Hargo Dumilah yg menjadi tujuan primer para pendaki merupakan zenit tertinggi Gunung Lawu (3265m dpl). Puncak ini juga dipercaya sebagai tahta Raja Brawijaya V yg pada musim kemarau suhu pada malam hari bisa mencapai minus 5 derajat celsius. Namun sebelum menuju Hargo Dumilah, muncul satu warung yg terkenal pada kalangan pendaki, yakni warung Mbok Yem. Mampir dulu serta nglarisi wong ora mahal kok.
Sebelum saya akhiri tulisan yg lumayan panjang ini. Mari kita pulang sejenak membahas soal Kyai Jalak serta Sunan Lawu. Singkat cerita, sehabis mereka menujukkan jalan kepada Prabu Brawijaya V serta 2 abdi kinasihnya, mereka diperintahkan sang sang Brawijaya V bila kelak mereka berdua raganya mangkat, ditugasi menjadi pejaga Lawu. Sebagai pelaksana harian tugas mejaga dibawah naungan sang penjaga primer gunung Lawu, yakni Dewi Untari keturunan dari Dewi Nawangsih.
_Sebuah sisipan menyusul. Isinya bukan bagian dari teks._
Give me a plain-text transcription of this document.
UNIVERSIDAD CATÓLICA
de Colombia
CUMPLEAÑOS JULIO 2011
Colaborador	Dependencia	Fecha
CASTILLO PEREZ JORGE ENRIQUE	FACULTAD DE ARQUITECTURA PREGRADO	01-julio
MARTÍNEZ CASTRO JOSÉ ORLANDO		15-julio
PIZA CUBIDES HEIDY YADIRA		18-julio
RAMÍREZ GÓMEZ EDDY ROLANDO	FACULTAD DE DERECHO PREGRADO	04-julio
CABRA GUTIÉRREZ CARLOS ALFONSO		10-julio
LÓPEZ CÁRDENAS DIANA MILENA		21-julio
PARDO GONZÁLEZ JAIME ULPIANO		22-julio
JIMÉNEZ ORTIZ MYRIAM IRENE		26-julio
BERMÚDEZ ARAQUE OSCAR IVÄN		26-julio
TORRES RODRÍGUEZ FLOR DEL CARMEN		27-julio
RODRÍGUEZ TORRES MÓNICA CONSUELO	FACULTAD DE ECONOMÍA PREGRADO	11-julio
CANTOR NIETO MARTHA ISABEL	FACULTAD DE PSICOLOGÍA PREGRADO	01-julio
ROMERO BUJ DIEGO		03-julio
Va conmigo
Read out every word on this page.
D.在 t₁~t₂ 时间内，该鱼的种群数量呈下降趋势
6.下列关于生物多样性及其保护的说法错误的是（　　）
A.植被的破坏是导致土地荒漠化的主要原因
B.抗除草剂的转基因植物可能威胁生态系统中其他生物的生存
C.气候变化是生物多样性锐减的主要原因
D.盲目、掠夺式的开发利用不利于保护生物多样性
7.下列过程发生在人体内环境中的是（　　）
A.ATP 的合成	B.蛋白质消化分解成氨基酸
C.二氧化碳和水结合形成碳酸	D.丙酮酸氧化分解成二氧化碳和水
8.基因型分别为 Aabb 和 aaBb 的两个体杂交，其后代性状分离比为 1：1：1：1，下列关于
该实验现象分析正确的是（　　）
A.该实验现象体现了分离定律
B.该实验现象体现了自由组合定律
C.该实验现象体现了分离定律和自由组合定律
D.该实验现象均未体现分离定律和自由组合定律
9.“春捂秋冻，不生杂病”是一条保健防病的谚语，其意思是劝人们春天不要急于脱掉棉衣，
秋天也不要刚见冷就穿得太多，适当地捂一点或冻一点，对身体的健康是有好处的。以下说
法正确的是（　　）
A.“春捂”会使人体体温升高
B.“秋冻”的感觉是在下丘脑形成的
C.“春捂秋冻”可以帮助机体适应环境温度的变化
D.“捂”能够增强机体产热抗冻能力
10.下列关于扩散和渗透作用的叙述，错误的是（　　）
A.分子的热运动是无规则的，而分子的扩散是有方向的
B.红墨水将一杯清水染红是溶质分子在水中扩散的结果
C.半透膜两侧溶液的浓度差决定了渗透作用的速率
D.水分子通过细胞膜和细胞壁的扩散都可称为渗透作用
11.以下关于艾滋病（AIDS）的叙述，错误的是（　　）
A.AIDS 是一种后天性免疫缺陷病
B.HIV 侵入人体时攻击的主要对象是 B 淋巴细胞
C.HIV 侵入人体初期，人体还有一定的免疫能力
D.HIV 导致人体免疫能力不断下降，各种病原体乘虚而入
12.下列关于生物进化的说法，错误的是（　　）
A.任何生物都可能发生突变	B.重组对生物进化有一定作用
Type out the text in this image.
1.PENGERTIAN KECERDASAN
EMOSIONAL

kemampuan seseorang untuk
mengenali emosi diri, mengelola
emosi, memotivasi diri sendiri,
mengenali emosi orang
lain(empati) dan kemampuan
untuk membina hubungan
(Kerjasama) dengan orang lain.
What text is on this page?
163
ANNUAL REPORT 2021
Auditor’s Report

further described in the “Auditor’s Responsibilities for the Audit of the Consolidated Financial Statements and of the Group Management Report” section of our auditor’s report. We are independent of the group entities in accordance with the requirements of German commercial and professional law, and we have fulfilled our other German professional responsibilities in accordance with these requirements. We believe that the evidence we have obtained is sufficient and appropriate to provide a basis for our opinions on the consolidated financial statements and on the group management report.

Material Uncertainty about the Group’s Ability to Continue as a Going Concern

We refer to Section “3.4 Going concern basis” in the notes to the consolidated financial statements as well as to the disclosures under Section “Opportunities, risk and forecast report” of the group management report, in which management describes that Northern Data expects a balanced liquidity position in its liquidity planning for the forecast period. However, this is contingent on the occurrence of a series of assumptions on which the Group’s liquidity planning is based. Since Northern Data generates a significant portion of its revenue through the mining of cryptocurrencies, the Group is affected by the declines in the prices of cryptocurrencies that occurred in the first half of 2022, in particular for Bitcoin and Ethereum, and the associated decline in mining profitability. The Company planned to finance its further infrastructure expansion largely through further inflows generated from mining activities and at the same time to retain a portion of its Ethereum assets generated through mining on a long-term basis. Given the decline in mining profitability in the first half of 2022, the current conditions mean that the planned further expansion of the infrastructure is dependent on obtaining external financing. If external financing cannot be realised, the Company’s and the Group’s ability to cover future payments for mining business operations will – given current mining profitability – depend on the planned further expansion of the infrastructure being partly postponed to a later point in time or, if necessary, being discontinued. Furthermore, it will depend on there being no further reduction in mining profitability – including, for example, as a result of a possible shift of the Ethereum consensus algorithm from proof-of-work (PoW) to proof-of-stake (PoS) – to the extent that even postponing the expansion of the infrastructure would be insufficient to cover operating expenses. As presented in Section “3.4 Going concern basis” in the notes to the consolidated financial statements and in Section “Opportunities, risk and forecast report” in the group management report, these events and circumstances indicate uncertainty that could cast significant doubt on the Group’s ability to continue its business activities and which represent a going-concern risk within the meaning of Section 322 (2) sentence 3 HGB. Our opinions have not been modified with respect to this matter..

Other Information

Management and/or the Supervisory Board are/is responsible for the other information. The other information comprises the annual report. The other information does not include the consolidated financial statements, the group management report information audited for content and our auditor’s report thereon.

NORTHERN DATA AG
Dalam lembar sejarah, Dewi Nawangsih merupakan putri tunggal Ki Ageng Tarub bareng Dewi Nawang Wulan yg diperistri sang Raden Bondan Kejawan (Putra Prabu Brawijaya). Dengan kata lain, Dewi Untari mulai menjadi penjaga Gunung Lawu pada kurang lebih abad XV atau silsilahnya kira-kira 2 generasi (cucu) sehabis Parbu Brawijaya V. Pada saat mendaki ke Gunung Lawu, acapkali dilihat kupu-kupu berwana lebih banyak didominasi hitam, namun pada tengah kedua sayapnya masih muncul bulatan akbar berwarna biru mengkilap seperti yg sudah saya narasikan si awal tulisan ini. Kupu kupu itulah syahdan manifestasi atau maujudnya Dewi Nawangsih.
Akhir kata, demikianlah yg bisa saya tuliskan bagi kerabat perkerisan sekalian. Bagi sebagian orang alam merupakan pengajar paling jujur. Alam semesta, fauna, serta tumbuhan telah mengajarkan kepada kita semua sebuah kejujuran yg paling mulia. Selamat berpetualang serta menemukan pengajar paling jujur pada global ini. Nuwun.